I would suggest apply all of the patches for phpCOIN. BTW this patch will get tct to compile:


diff -wur tct-1.15/src/fstools/mylseek.c tct-1.15.new/src/fstools/mylseek.c
--- tct-1.15/src/fstools/mylseek.c 2000-07-30 19:39:20.000000000 -0400
+++ tct-1.15.new/src/fstools/mylseek.c 2006-02-14 19:13:17.778842092 -0500
@@ -24,6 +24,7 @@
#ifdef HAVE_LLSEEK
#include <errno.h>
#include <syscall.h>
+#include <linux/unistd.h>

/*
* This is LINUX, live on the bleeding edge and watch your software break

 

[LiveChatService]

running the command: ps -fuapache

The below was shown... is that first "./php" one a problem?

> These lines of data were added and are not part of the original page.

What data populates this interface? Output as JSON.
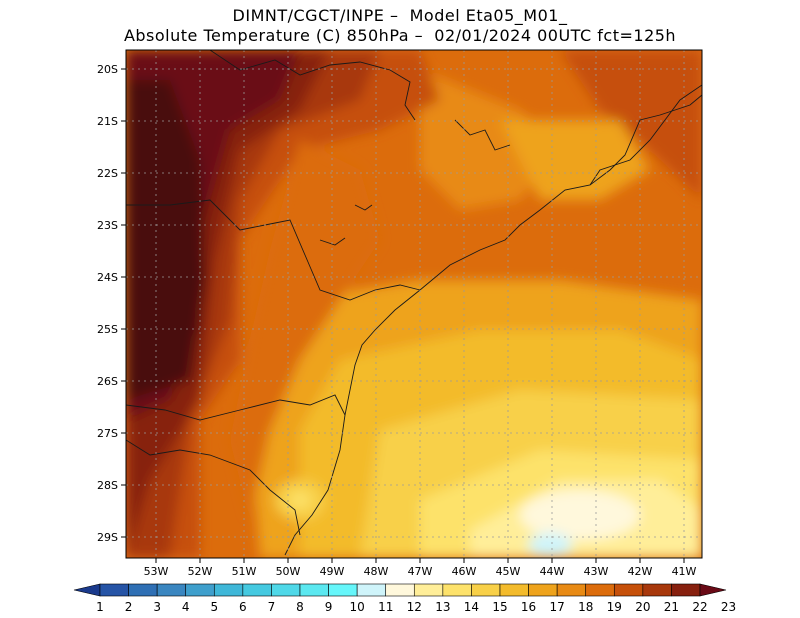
{
  "header": {
    "title_line1": "DIMNT/CGCT/INPE –  Model Eta05_M01_",
    "title_line2": "Absolute Temperature (C) 850hPa –  02/01/2024 00UTC fct=125h"
  },
  "axes": {
    "lat_labels": [
      "20S",
      "21S",
      "22S",
      "23S",
      "24S",
      "25S",
      "26S",
      "27S",
      "28S",
      "29S"
    ],
    "lon_labels": [
      "53W",
      "52W",
      "51W",
      "50W",
      "49W",
      "48W",
      "47W",
      "46W",
      "45W",
      "44W",
      "43W",
      "42W",
      "41W"
    ]
  },
  "colorbar": {
    "labels": [
      "1",
      "2",
      "3",
      "4",
      "5",
      "6",
      "7",
      "8",
      "9",
      "10",
      "11",
      "12",
      "13",
      "14",
      "15",
      "16",
      "17",
      "18",
      "19",
      "20",
      "21",
      "22",
      "23"
    ],
    "colors": [
      "#1a3a8c",
      "#2654a6",
      "#2f6fb4",
      "#3a86c0",
      "#3f9fcc",
      "#3fb7d8",
      "#45c9e0",
      "#4fd8e8",
      "#5be8f0",
      "#66f6fa",
      "#cff4fa",
      "#fff8dc",
      "#ffee99",
      "#fde26b",
      "#f8d048",
      "#f3bb2c",
      "#eea31c",
      "#e88a14",
      "#dc6c0c",
      "#c6500a",
      "#a8380c",
      "#87200e",
      "#6a0a16"
    ]
  }
}
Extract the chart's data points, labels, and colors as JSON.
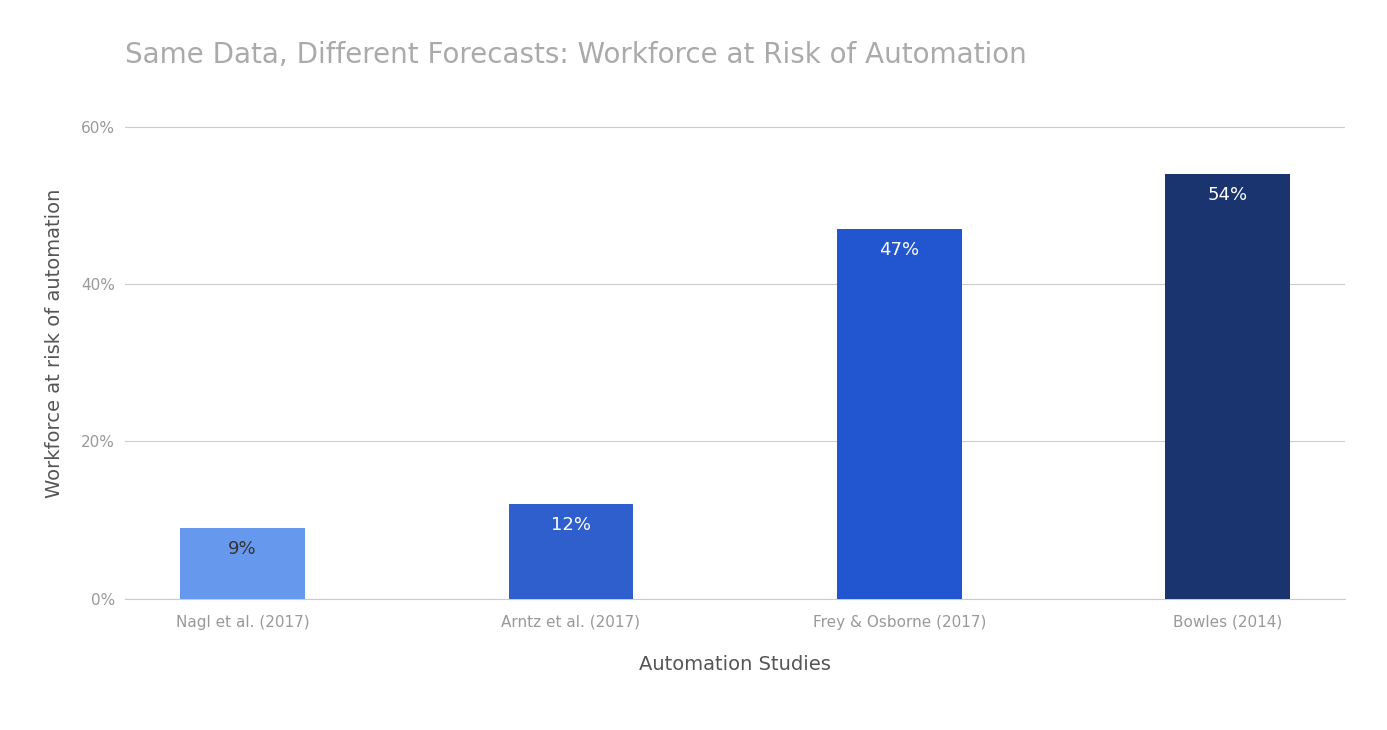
{
  "title": "Same Data, Different Forecasts: Workforce at Risk of Automation",
  "xlabel": "Automation Studies",
  "ylabel": "Workforce at risk of automation",
  "categories": [
    "Nagl et al. (2017)",
    "Arntz et al. (2017)",
    "Frey & Osborne (2017)",
    "Bowles (2014)"
  ],
  "values": [
    9,
    12,
    47,
    54
  ],
  "bar_colors": [
    "#6699ee",
    "#2f5fcc",
    "#2255d0",
    "#1a3470"
  ],
  "label_texts": [
    "9%",
    "12%",
    "47%",
    "54%"
  ],
  "label_colors": [
    "#333333",
    "#ffffff",
    "#ffffff",
    "#ffffff"
  ],
  "ylim": [
    0,
    65
  ],
  "yticks": [
    0,
    20,
    40,
    60
  ],
  "ytick_labels": [
    "0%",
    "20%",
    "40%",
    "60%"
  ],
  "background_color": "#ffffff",
  "title_fontsize": 20,
  "axis_label_fontsize": 14,
  "tick_label_fontsize": 11,
  "bar_label_fontsize": 13,
  "title_color": "#aaaaaa",
  "axis_label_color": "#555555",
  "tick_label_color": "#999999",
  "grid_color": "#cccccc",
  "bar_width": 0.38
}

apache 26368 1 0 Apr10 ? 00:00:00 ./php
apache 29982 4615 0 Apr12 ? 00:00:04 /usr/sbin/httpd
apache 30222 4615 0 Apr12 ? 00:00:03 /usr/sbin/httpd
apache 30223 4615 0 Apr12 ? 00:00:03 /usr/sbin/httpd
apache 30229 4615 0 Apr12 ? 00:00:02 /usr/sbin/httpd
apache 10836 4615 0 00:06 ? 00:00:02 /usr/sbin/httpd
apache 23428 4615 0 00:17 ? 00:00:01 /usr/sbin/httpd
apache 9289 4615 0 00:35 ? 00:00:02 /usr/sbin/httpd
apache 2159 4615 0 00:58 ? 00:00:00 /usr/sbin/httpd
apache 7206 4615 0 01:03 ? 00:00:00 /usr/sbin/httpd
apache 19319 4615 0 01:15 ? 00:00:00 /usr/sbin/httpd
apache 21924 4615 0 01:18 ? 00:00:00 /usr/sbin/httpd
apache 24133 4615 0 01:20 ? 00:00:00 /usr/sbin/httpd
apache 24138 4615 0 01:20 ? 00:00:00 /usr/sbin/httpd
apache 24139 4615 0 01:20 ? 00:00:00 /usr/sbin/httpd
apache 24891 4615 0 01:21 ? 00:00:00 /usr/sbin/httpd
apache 24894 4615 0 01:21 ? 00:00:00 /usr/sbin/httpd
apache 24897 4615 0 01:21 ? 00:00:00 /usr/sbin/httpd
apache 24898 4615 0 01:21 ? 00:00:00 /usr/sbin/httpd

 

[wagnerch]

I would say it is a bit suspicious, did you do a:

readlink /proc/26368/exe

If it isn't pointing to /usr/bin/php, then it is definately funky. But php shouldn't be a) running detached from httpd (notice it is attached to parent pid of 1, which means it is detached or backgrounded), and b) running more than a few seconds (notice that yours has been running for 2 days).